Figure 2. Adenoviral catalase gene transfer enhanced neuronal catalase activity and expression but did not influence the expression of other antioxidants.

Cultured cortical neurons were incubated with different titers of the Ad5CMVcatalase vector or 10 plaque forming units/cell titer of the Ad5CMVntLacZ (LacZ) vector for 24 h in the regular cell culture medium. The cultures were rinsed and catalase enzyme activity was measured using a commercially available kit (Panel A). Enzyme activity was expressed as percent of non-infected control. *Significant difference (p<0.05) compared with untreated control. Data are expressed as mean ± SEM; n = 16 in each group.

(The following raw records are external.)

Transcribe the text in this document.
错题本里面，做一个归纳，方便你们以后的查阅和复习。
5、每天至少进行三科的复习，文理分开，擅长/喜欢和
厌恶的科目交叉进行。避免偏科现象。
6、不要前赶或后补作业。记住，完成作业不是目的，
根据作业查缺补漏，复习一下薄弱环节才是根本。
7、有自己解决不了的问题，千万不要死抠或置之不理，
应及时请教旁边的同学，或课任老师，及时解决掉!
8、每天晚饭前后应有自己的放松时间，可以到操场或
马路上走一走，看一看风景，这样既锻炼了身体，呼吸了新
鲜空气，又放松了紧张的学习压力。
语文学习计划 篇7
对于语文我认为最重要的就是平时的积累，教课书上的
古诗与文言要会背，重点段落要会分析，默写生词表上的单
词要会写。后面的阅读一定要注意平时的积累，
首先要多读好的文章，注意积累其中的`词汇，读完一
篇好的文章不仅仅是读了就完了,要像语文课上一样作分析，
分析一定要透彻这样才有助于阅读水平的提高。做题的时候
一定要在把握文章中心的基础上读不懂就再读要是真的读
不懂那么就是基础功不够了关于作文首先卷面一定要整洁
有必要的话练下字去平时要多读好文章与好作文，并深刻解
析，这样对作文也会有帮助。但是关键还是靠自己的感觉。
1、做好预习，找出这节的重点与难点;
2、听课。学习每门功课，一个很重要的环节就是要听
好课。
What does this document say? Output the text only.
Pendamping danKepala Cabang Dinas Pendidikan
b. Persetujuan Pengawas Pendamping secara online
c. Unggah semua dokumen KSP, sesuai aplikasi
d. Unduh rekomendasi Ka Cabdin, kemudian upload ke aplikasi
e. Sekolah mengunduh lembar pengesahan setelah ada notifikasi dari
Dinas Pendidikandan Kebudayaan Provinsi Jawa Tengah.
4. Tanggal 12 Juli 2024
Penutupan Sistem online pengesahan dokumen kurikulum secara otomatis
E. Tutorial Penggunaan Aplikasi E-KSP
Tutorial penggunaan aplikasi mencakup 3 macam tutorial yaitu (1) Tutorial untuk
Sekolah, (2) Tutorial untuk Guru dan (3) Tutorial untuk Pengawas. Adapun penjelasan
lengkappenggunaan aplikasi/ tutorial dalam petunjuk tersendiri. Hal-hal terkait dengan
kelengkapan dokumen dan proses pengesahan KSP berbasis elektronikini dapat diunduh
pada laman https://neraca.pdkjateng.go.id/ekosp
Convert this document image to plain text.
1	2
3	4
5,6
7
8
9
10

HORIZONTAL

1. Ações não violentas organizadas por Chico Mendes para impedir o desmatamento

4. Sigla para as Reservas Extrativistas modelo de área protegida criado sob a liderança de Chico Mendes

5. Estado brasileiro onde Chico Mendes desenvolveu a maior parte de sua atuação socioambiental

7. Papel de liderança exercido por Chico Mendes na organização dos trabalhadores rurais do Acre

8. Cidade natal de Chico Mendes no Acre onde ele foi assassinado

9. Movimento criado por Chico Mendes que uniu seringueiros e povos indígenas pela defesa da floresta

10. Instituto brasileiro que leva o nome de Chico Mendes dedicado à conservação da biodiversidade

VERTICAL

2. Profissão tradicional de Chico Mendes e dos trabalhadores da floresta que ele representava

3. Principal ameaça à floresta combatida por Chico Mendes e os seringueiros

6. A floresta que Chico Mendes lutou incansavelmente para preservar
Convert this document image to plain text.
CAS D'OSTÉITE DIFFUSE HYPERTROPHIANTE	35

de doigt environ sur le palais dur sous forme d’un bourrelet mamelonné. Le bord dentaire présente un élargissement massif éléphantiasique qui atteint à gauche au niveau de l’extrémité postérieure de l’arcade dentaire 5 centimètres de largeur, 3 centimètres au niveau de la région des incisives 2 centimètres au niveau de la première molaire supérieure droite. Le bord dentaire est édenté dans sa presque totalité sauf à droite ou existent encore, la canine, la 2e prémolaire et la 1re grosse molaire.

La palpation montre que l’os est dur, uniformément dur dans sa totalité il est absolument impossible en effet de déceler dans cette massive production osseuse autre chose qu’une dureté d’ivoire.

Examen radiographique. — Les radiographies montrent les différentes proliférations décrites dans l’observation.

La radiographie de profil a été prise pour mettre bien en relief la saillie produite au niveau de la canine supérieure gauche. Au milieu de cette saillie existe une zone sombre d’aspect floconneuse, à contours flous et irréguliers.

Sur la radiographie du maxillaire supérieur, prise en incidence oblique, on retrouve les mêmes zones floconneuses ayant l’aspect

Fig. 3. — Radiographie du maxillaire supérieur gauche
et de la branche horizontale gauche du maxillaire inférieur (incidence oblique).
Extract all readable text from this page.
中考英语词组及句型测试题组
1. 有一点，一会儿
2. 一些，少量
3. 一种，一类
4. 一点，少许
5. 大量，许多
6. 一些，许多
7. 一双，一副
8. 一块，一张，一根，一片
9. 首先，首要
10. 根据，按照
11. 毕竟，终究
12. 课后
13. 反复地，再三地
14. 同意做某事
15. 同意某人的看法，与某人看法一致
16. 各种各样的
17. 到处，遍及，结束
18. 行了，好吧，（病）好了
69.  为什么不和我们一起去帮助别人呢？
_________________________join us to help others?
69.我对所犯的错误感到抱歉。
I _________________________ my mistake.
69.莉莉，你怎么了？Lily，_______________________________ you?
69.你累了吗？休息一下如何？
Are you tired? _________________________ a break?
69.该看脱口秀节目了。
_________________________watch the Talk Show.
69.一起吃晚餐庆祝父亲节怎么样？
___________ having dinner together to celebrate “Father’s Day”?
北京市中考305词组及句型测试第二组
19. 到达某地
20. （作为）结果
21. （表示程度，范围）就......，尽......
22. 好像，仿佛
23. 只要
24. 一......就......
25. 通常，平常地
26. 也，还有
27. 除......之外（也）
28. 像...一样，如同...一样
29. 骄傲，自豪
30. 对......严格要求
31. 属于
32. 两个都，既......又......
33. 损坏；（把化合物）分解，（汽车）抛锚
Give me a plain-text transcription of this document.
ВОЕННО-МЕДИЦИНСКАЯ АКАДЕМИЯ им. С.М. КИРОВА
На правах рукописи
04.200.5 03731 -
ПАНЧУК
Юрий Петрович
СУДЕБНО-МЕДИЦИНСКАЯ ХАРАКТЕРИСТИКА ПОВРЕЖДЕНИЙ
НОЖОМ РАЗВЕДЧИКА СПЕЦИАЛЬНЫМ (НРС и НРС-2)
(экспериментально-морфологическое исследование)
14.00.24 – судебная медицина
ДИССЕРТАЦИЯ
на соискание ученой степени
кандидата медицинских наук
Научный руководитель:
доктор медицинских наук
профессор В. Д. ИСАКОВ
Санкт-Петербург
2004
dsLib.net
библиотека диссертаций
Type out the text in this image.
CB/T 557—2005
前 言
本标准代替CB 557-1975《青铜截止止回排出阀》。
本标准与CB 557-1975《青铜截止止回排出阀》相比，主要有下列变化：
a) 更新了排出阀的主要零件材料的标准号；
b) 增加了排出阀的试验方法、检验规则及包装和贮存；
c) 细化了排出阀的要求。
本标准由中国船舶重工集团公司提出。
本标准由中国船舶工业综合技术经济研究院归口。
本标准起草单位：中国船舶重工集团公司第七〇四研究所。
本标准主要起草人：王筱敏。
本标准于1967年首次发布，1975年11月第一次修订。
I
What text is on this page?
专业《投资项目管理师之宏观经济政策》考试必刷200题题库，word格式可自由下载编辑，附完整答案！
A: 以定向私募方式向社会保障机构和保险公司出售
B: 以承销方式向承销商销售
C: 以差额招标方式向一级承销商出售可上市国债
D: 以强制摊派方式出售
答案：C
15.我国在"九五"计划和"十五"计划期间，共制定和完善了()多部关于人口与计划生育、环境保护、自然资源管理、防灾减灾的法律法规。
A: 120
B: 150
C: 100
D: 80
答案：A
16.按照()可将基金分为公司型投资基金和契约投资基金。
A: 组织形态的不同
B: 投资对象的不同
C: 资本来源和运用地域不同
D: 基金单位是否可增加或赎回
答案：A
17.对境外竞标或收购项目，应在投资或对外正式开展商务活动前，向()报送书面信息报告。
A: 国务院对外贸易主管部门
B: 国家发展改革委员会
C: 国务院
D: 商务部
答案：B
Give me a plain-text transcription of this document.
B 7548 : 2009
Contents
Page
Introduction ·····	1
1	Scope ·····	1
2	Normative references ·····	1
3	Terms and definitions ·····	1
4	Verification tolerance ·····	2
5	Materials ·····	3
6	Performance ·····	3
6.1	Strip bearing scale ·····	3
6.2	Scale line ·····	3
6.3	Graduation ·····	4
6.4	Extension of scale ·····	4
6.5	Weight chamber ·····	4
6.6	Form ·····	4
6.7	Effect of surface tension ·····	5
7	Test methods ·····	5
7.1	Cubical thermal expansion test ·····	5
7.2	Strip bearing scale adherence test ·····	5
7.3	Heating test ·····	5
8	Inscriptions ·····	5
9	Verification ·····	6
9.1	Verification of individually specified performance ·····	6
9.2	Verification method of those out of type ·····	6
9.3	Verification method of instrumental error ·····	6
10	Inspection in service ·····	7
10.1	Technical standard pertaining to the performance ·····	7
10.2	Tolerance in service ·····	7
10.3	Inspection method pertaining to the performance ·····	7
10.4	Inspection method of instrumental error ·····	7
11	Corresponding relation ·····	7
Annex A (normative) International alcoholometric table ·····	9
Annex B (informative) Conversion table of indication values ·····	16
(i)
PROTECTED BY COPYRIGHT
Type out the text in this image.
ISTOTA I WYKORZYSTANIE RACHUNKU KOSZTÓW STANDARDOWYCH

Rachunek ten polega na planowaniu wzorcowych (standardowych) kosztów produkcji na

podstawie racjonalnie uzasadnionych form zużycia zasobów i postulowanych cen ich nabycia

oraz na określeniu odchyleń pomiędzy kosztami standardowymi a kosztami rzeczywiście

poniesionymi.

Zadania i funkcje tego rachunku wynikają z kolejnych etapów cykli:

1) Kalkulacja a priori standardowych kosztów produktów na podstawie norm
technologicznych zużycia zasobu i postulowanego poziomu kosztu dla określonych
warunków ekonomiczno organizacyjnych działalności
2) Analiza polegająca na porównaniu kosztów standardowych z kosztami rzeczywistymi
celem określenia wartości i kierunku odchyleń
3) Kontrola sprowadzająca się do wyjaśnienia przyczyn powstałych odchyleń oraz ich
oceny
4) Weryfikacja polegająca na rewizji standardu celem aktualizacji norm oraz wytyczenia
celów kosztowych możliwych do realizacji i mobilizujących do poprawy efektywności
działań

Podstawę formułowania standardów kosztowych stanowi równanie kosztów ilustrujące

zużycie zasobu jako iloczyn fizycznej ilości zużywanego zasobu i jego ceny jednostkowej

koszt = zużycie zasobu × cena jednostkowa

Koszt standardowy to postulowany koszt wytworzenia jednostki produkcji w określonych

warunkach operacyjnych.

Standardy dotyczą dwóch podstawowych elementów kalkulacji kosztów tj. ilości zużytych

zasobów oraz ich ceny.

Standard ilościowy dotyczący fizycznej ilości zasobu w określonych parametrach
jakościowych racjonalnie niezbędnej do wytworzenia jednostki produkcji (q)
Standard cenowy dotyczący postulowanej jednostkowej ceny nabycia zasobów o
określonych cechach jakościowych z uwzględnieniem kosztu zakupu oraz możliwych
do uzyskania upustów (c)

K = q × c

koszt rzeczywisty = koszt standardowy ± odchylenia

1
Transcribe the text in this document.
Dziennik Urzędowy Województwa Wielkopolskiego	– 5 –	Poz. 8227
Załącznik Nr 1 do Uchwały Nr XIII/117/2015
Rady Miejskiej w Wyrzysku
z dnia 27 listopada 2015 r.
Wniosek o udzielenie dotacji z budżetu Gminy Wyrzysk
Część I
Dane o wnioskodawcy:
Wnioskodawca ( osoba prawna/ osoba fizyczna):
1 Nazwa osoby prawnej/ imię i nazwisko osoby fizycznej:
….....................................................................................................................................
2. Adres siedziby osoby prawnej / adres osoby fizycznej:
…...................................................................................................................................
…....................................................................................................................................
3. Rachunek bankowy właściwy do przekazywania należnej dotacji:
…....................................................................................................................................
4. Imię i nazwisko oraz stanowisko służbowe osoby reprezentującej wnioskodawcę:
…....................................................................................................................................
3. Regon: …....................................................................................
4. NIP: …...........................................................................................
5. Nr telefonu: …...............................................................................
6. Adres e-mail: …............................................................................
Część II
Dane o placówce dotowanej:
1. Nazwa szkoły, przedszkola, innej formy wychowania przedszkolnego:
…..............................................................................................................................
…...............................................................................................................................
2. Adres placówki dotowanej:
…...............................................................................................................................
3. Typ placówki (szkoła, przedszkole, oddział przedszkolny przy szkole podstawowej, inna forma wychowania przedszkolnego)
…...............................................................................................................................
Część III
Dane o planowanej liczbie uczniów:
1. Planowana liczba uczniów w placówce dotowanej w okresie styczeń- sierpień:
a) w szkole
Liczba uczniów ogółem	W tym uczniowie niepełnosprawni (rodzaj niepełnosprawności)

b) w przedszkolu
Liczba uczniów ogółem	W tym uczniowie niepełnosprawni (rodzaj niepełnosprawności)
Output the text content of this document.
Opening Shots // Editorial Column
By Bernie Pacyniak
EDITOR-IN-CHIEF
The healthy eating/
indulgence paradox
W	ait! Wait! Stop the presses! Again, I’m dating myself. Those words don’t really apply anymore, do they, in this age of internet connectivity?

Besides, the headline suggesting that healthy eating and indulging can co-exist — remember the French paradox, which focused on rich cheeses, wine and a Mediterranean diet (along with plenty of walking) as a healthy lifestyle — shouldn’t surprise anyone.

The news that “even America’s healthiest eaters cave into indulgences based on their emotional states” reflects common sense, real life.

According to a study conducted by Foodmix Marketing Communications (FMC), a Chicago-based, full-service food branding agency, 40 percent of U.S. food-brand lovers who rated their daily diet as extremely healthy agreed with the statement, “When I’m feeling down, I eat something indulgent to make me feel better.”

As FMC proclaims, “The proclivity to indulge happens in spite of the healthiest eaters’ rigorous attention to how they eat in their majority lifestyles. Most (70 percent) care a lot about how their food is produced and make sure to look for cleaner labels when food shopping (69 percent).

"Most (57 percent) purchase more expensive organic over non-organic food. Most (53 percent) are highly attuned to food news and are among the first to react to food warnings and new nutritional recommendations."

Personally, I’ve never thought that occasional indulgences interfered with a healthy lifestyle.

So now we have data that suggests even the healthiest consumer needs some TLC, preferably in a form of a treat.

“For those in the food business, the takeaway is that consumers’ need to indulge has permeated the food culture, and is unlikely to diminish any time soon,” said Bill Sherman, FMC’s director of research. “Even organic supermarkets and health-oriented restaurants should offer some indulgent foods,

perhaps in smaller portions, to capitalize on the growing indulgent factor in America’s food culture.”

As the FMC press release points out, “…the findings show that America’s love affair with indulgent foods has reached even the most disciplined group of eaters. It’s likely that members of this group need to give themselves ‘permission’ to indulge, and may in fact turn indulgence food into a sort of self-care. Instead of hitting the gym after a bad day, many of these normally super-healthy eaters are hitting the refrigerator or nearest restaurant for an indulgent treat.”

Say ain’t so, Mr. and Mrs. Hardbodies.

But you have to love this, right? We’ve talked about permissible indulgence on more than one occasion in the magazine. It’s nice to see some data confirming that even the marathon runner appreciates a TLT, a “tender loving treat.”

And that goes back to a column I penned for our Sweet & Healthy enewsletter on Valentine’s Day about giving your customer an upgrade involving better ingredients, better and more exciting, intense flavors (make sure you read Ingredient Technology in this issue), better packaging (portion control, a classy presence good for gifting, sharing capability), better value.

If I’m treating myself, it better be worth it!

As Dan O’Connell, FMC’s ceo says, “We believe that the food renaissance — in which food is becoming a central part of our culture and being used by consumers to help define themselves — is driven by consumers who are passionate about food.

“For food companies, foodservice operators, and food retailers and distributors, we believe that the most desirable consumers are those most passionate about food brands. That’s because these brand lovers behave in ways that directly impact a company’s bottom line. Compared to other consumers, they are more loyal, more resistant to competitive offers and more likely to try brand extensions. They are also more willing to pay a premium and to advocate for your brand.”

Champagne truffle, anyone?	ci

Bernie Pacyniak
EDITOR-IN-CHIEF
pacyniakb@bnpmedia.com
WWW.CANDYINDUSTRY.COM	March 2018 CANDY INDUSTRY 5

In other experiments, 24 h after infection, the cultures were rinsed and protein was extracted and subjected to western blot analysis for catalase (Panel B), or manganese dependent superoxide dismutase (MnSOD), copper and zinc dependent superoxide dismutase (CuZnSOD), and peroxiredoxin III (Prx III) (Panel C). Bands were normalized to the intensity of β-actin, and were expressed as percent of non-infected control. Representative blots are shown below the graph. Data are expressed as mean ± SEM; n = 4 in each group; NT, non-treated; pfu, plaque forming unit.